UNC Charlotte’s Energy Production and Infrastructure Center (EPIC) is the recipient of another major gift to support its efforts to train engineers for the nation’s growing energy sector.
On Dec. 12, Westinghouse Electric Co. committed more than $3 million to EPIC. The gift includes equipment, future courses in topics such as crane and nuclear fuel-handling design, and scholarships.
Speaking at a news conference on campus, Chancellor Philip L. Dubois said the need for engineers to work in the energy industry has never been greater. He pointed to a U.S. Department of Labor report that concluded at least 26,000 new workers will be needed to build and operate the power plants of the future.
"This kind of support is critical to the success of this program, which we foresee as a model for business and education cooperation in the energy sphere," Dubois said. "EPIC will match the needs of energy companies with graduates who have the comprehensive skill sets needed to compete in the 21st century."
– Philip L. Dubois, Chancellor
The donation includes two 30-ton industrial cranes; a training course for crane design; training equipment for the handling of nuclear fuel; a training course for fuel-handling equipment design; training equipment and classes related to the nuclear instrumentation and control business; and an introduction to welding course along with use of the Westinghouse welding test shop in Rock Hill, S.C.
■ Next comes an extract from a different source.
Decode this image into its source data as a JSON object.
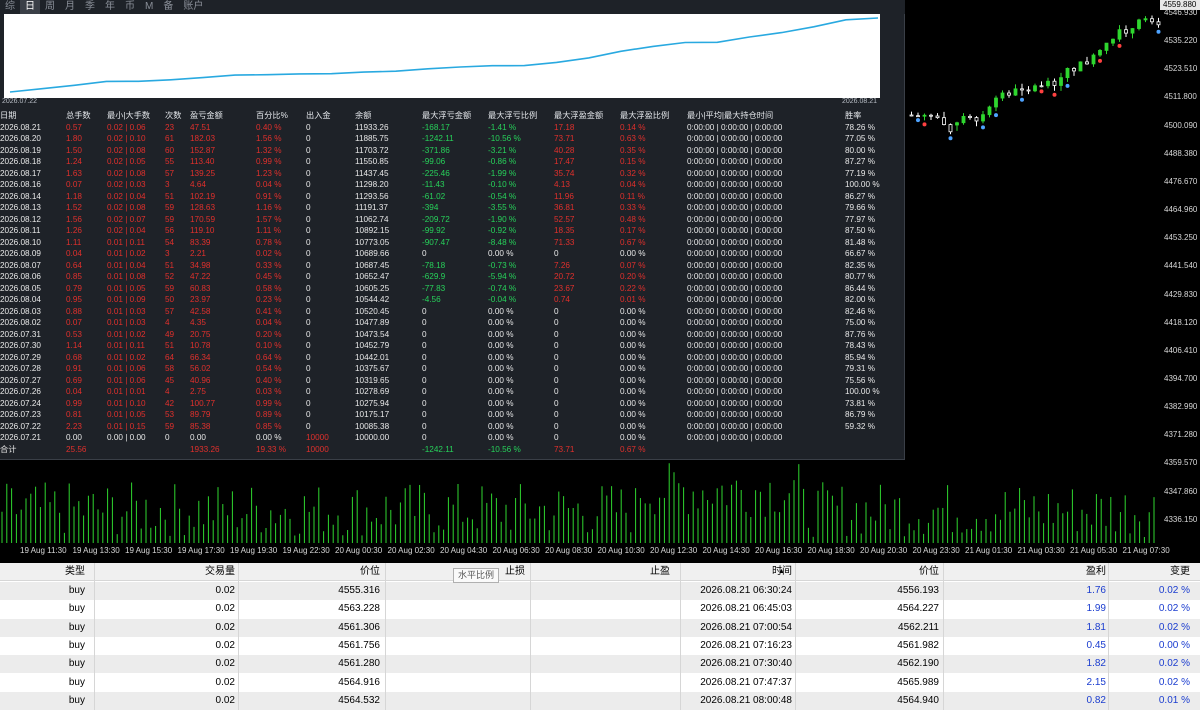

Included in the gift from is equipment that will enable students to simulate the nuclear refueling process. In addition, the computers and software being donated will allow the University to simulate the operation of the new industry standard, the AP1000 reactor.
The training equipment has already been shipped and installed at the EPIC facility on the UNC Charlotte campus, and related courses are scheduled to begin in the fall of 2012.
"Contributions like this enable us to supply graduates who understand the industry and the associated work," said Johan Enslin, director of EPIC and the Duke Energy Distinguished Chair in Power Engineering Systems.